39. Student’s IEPs and County’s and Dr. Grandison’s assessments established his academic deficiencies and lack of meaningful educational progress, which was caused in part by Probation’s conduct in preventing County from serving Student. Therefore, it appears equitable that Student receive one hour of specialized academic instruction through a qualified person of Student’s choice, such as the non-public agency providing tutoring in the settlement agreement with County.


1. As compensatory education, Probation shall fund and ensure delivery by June 30, 2014, of one hour of individual academic tutoring by a credentialed special education teacher or certified non-public agency of Student’s choice.
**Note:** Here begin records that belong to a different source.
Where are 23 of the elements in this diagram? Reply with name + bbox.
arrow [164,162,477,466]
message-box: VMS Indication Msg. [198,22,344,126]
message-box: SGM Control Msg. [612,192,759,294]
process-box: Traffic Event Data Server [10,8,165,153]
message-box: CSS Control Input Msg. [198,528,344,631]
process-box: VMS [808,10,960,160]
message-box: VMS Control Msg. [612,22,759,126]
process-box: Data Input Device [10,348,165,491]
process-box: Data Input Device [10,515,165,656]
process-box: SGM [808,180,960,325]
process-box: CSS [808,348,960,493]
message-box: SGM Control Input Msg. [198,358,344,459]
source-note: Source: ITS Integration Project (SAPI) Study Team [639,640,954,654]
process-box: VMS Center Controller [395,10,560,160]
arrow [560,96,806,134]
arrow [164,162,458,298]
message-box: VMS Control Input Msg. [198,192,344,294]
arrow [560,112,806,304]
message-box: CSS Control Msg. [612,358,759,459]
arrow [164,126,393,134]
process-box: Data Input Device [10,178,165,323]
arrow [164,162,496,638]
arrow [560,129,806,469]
2. To determine if Probation is a responsible public agency for wards on a security level, Probation shall keep accurate records of any time it cannot safely and securely provide special education services, and the reasons for its decision to prevent County from doing so and comply with applicable legal requirements for any exclusion that exceeds ten days in any school year.


Education Code section 56507, subdivision (d), requires that the hearing decision indicate the extent to which each party has prevailed on each issue heard and decided. Student partially prevailed on Issues 3a and 3c. Probation partially prevailed as to Issues 3a and 3c. Probation prevailed on Issues 1, 2a, 2b, 2c, 2d, 3b, and 3d.


This is a final administrative Decision, and all parties are bound by this Decision. The parties to this case have the right to appeal this Decision to a court of competent jurisdiction. If an appeal is made, it must be made within 90 days of receipt of this Decision. A party may also bring a civil action in the United States District Court. (Ed. Code, § 56505, subd. (k).)